Despite this enthusiasm, there’s one question that continues to vex many DevOps adopters—can the ROI of DevOps really be measured?
CloudBees explored this specific topic in a blog. We’ve highlighted some of their findings and also added our own insights into tactics you can use to calculate the impact DevOps has on your enterprise.
Is DevOps Measurable?
The answer to this question depends on who you ask. For some like Michael Cote, the verdict is no. In a blog post, Cote observed that: “[DevOps] has value, to be sure, but is nearly impossible to measure independently and precisely.”
The flipside of this coin is not only can DevOps be measured, but it should be. A recent CloudBees study of more than 100 enterprises revealed that continuous delivery powers an average efficiency gain of 66 hours per developer each year. For teams of 100, this means 6,600 additional hours that can be put towards innovation with an annual financial value estimated around $350,000.
Although measuring DevOps can be challenging, understanding the impacts it has on your enterprise is a crucial step to take in understanding its true value.
How Do You Measure the Impact of DevOps on Your Enterprise?
1. Time
Perhaps DevOps’ biggest promise is increased speed—faster deployment, more rapid time to market, and more. But what does that really mean?

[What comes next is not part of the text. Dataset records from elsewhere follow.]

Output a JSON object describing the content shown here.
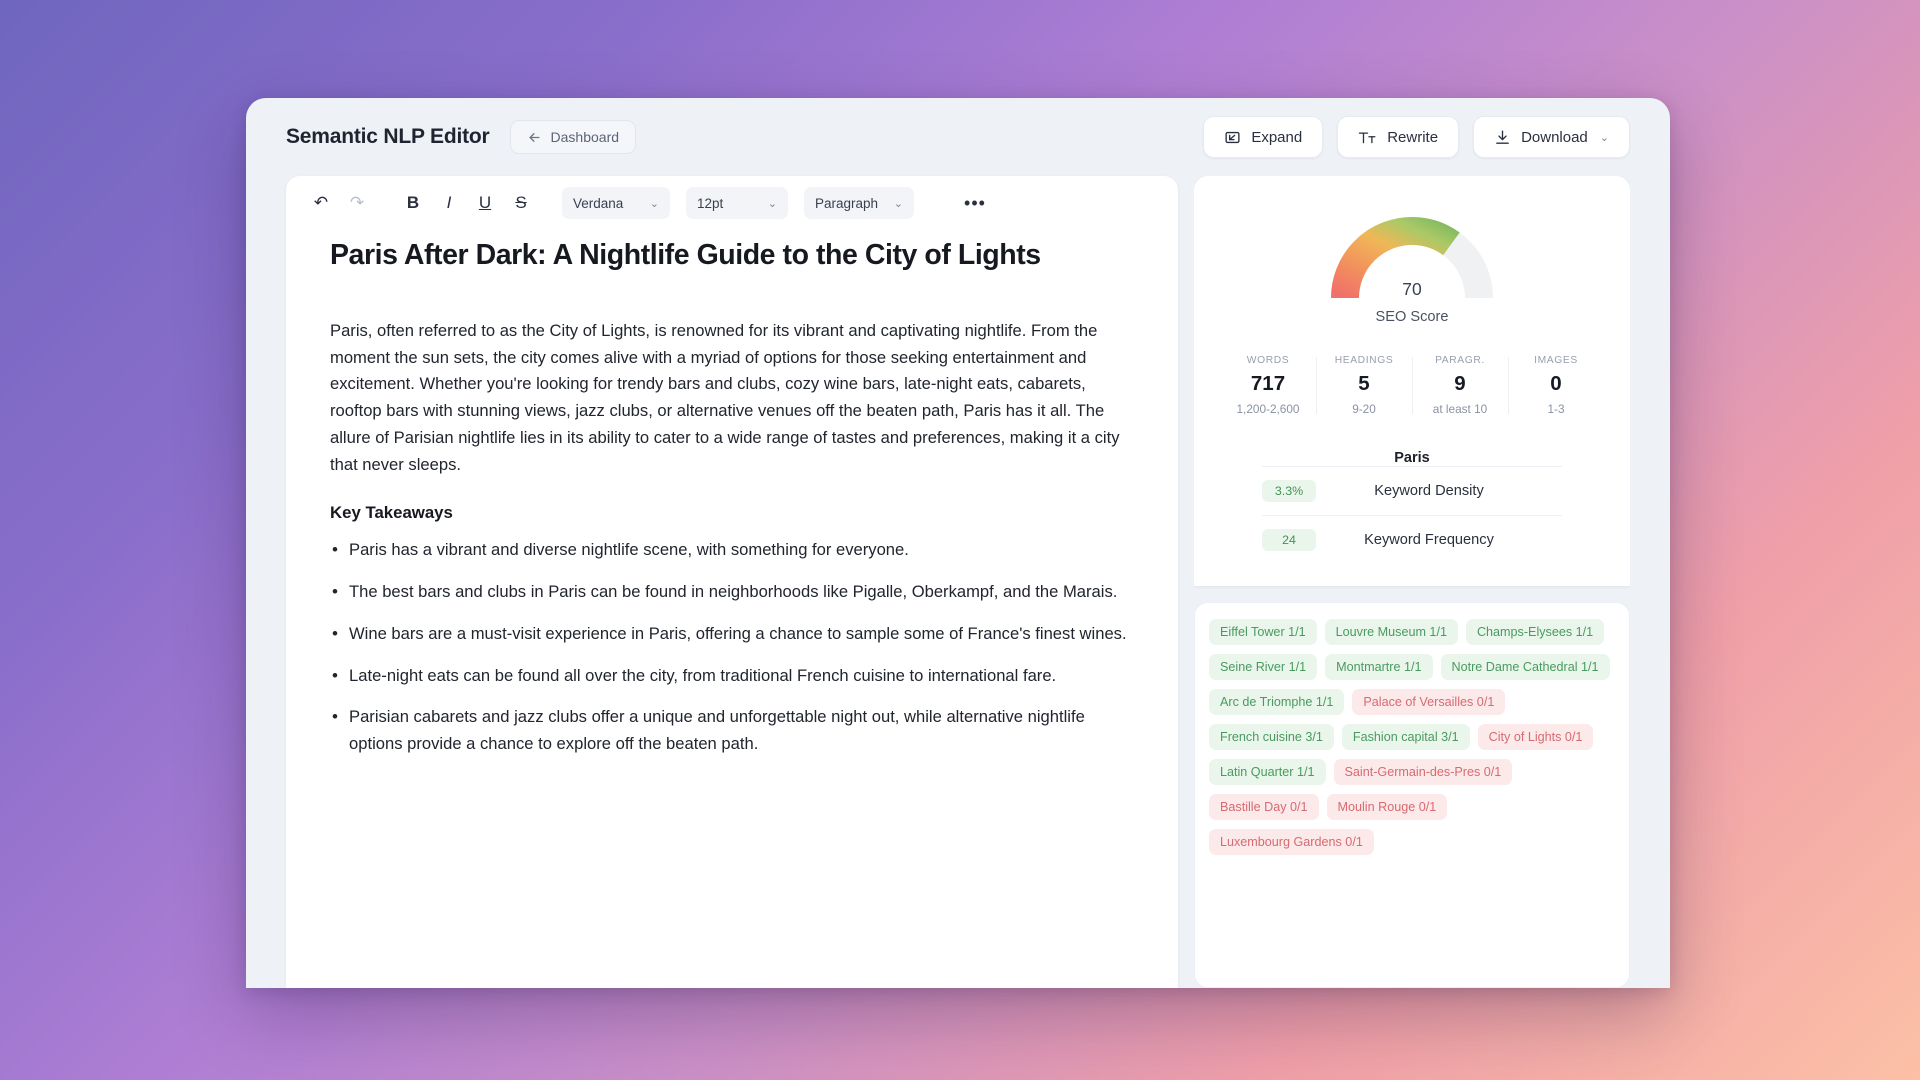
{
  "header": {
    "app_title": "Semantic NLP Editor",
    "dashboard_label": "Dashboard",
    "back_icon": "arrow-left-icon",
    "actions": [
      {
        "label": "Expand",
        "icon": "expand-icon",
        "chevron": ""
      },
      {
        "label": "Rewrite",
        "icon": "text-tt-icon",
        "chevron": ""
      },
      {
        "label": "Download",
        "icon": "download-icon",
        "chevron": "⌄"
      }
    ]
  },
  "toolbar": {
    "undo": "↶",
    "redo": "↷",
    "bold": "B",
    "italic": "I",
    "underline": "U",
    "strikethrough": "S",
    "font_family": "Verdana",
    "font_size": "12pt",
    "block_style": "Paragraph",
    "chevron": "⌄",
    "more": "•••"
  },
  "document": {
    "title": "Paris After Dark: A Nightlife Guide to the City of Lights",
    "paragraphs": [
      "Paris, often referred to as the City of Lights, is renowned for its vibrant and captivating nightlife. From the moment the sun sets, the city comes alive with a myriad of options for those seeking entertainment and excitement. Whether you're looking for trendy bars and clubs, cozy wine bars, late-night eats, cabarets, rooftop bars with stunning views, jazz clubs, or alternative venues off the beaten path, Paris has it all. The allure of Parisian nightlife lies in its ability to cater to a wide range of tastes and preferences, making it a city that never sleeps."
    ],
    "subtitle": "Key Takeaways",
    "bullets": [
      "Paris has a vibrant and diverse nightlife scene, with something for everyone.",
      "The best bars and clubs in Paris can be found in neighborhoods like Pigalle, Oberkampf, and the Marais.",
      "Wine bars are a must-visit experience in Paris, offering a chance to sample some of France's finest wines.",
      "Late-night eats can be found all over the city, from traditional French cuisine to international fare.",
      "Parisian cabarets and jazz clubs offer a unique and unforgettable night out, while alternative nightlife options provide a chance to explore off the beaten path."
    ]
  },
  "seo": {
    "score": "70",
    "score_value": 70,
    "score_label": "SEO Score",
    "gauge_colors": [
      "#f0706a",
      "#f0a050",
      "#f5c45a",
      "#8cc163",
      "#6bb158"
    ],
    "gauge_track_color": "#f0f1f3",
    "stats": [
      {
        "label": "Words",
        "value": "717",
        "range": "1,200-2,600"
      },
      {
        "label": "Headings",
        "value": "5",
        "range": "9-20"
      },
      {
        "label": "Paragr.",
        "value": "9",
        "range": "at least 10"
      },
      {
        "label": "Images",
        "value": "0",
        "range": "1-3"
      }
    ],
    "keyword_title": "Paris",
    "keyword_rows": [
      {
        "badge": "3.3%",
        "name": "Keyword Density"
      },
      {
        "badge": "24",
        "name": "Keyword Frequency"
      }
    ],
    "accent_ok": "#4a9a5f",
    "accent_miss": "#d76a72"
  },
  "tags": [
    {
      "label": "Eiffel Tower 1/1",
      "state": "ok"
    },
    {
      "label": "Louvre Museum 1/1",
      "state": "ok"
    },
    {
      "label": "Champs-Elysees 1/1",
      "state": "ok"
    },
    {
      "label": "Seine River 1/1",
      "state": "ok"
    },
    {
      "label": "Montmartre 1/1",
      "state": "ok"
    },
    {
      "label": "Notre Dame Cathedral 1/1",
      "state": "ok"
    },
    {
      "label": "Arc de Triomphe 1/1",
      "state": "ok"
    },
    {
      "label": "Palace of Versailles 0/1",
      "state": "miss"
    },
    {
      "label": "French cuisine 3/1",
      "state": "ok"
    },
    {
      "label": "Fashion capital 3/1",
      "state": "ok"
    },
    {
      "label": "City of Lights 0/1",
      "state": "miss"
    },
    {
      "label": "Latin Quarter 1/1",
      "state": "ok"
    },
    {
      "label": "Saint-Germain-des-Pres 0/1",
      "state": "miss"
    },
    {
      "label": "Bastille Day 0/1",
      "state": "miss"
    },
    {
      "label": "Moulin Rouge 0/1",
      "state": "miss"
    },
    {
      "label": "Luxembourg Gardens 0/1",
      "state": "miss"
    }
  ]
}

Think of it this way. Traditionally, sales spike following the initial release of a product or service, and then slow down until your next launch. Revenues come to follow this same pattern of rise-fall-rise-fall. If you interrupt this trend with more frequent releases, what will happen? There might still be peaks and valleys, but revenue overall will increase and be more consistent over time.
2. Quality
Whereas time is often measured alongside revenue, quality is seen more from a cost-avoidance standpoint.
Consider this example. The average developer salary at an enterprise is $60/hour, and a failed build takes three hours to fix. If quality can be improved and deployments made more consistently successful, that’s a savings of $360 per week per developer.
3. Productivity
Efficiency is one of the hardest pieces to quantify, but that doesn’t mean it can’t be done. It just means you have to get creative.
Pay attention to measurable metrics like:
- Deployment time and release frequency
- Lead time to deploy
- Restore times
- Infrastructure recovery and resiliency
- Automated processes
Though productivity is not as exact a science as time or quality, there is typically a strong correlation between an enterprise’s organizational performance and their financial results.